The move to Chromium is part of a larger shift to make Opera's software more secure. Previously, it used Presto, a rendering engine that has been in the browser for most of its life. But that was also an emotional decision, with developers spending years working on the old engine.

Opera's acquisition of ProtonVPN

In September of 2016, Opera launched its VPN service. The idea behind Opera's VPN was to shake up privacy in the web browsing industry.

Although it's easy to see why it was introduced, it's still unclear how it will change the face of the web. While the service certainly helps hide your IP, it doesn't offer end-to-end encryption, and it doesn't provide protection for your online activity.

It's also not the only thing Opera offers. This isn't to say that it's a bad product, it's just that it's not the best.

Another downside is that Opera's free VPN is not as comprehensive as its paid counterpart. That means that you'll need to spend time researching the various features before making your choice.

However, it's worth noting that Opera's free VPN is a good way to bypass geoblocks. You can choose from the best locations for your geographic needs. And while it doesn't encrypt all operating system traffic, it does provide a solid level of encryption.

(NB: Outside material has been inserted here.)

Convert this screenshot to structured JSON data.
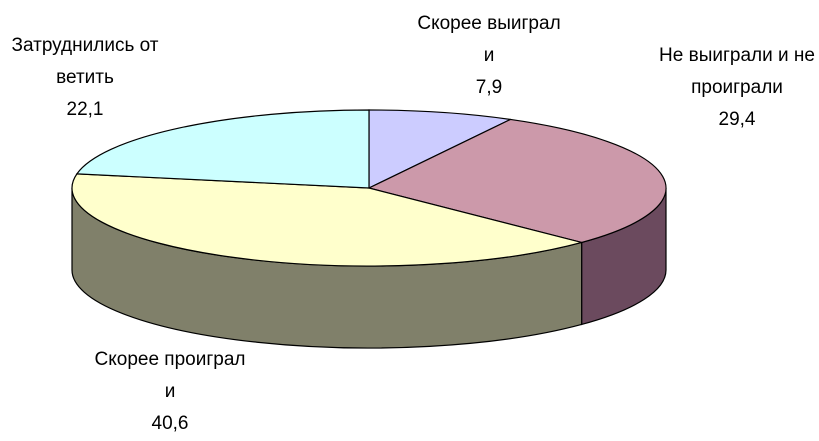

For an extra dollar, you can switch to NordVPN, which has a 30-day money-back guarantee. The service is available in more than 80 countries, and it provides fast download and upload speeds.

While it's not the best VPN, it's still a worthy choice. Aside from its security capabilities, it offers a wide range of platforms. Unlike some of its competitors, it's able to unblock Netflix, Comedy Central, and HBO, as well as many other major media outlets.

Similarly, it has a remarkably slick user interface. Aside from a connect/disconnect switch, there are drop-down menus for countries and geographical locations. There's even a seven-day rolling usage curve.

Overall, Opera's free VPN isn't as effective as its paid counterpart, but it's an interesting product that should be considered.